The melancholy of “Apollo” conveys the complicated feelings of leaving and returning, and the strain it places on emotions and relationships. Then, finally, we’re back to driving guitars and drums with “The Scientist,” which I understand as a commentary on how uncontrollable chemistry between two people can be, packaged in a story of experimentation gone awry. But, of course, you may arrive at something different that is also “Too much, and too late.” 

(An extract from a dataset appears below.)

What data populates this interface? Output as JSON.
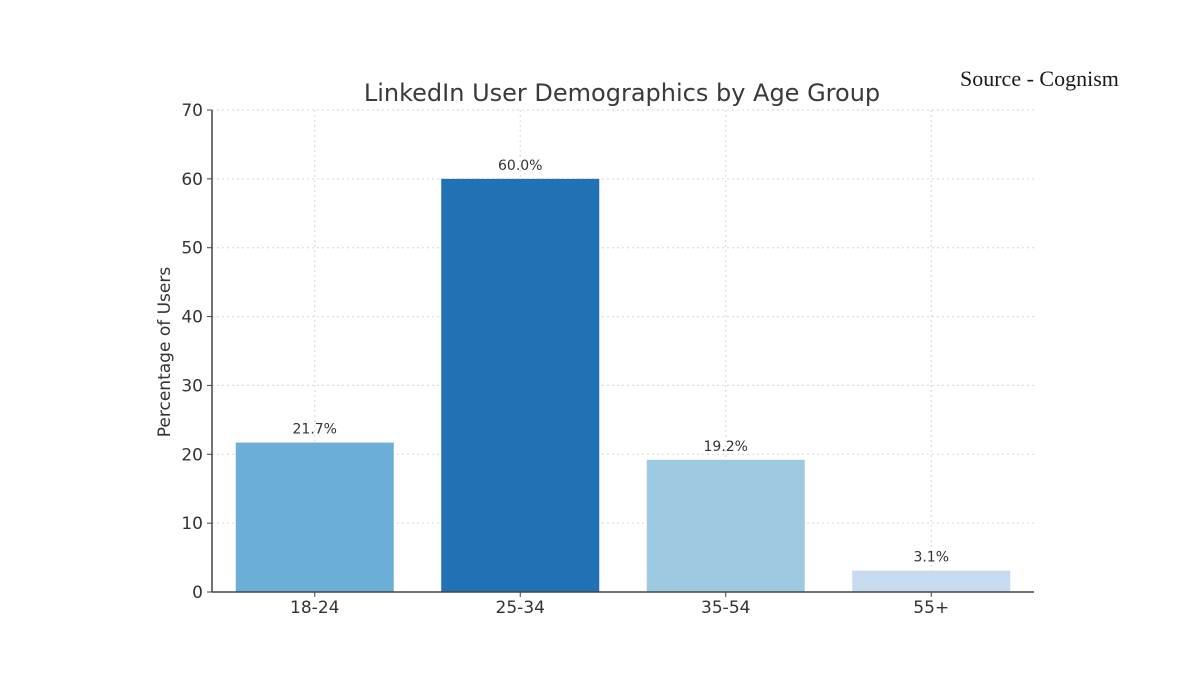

In the 25 years since Downward’s release, Hum have nearly faded into obscurity, reunited for some bombastic live performances and brief tours, reissued the album on vinyl, dropped a surprise pandemic album that elated fans and critics alike, and lost a cornerstone of their rock-solid foundation in the unexpected and untimely passing of drummer Bryan St. Pere at the age of 52. Through these and countless other events, Hum’s distinct spacegaze brand of heavy alt rock has remained an influential and consequential part of the music world. And Downward is Heavenward stands as perhaps the best example of it: an album that is not only a Chambana classic but a revered record in pockets of the music world at large.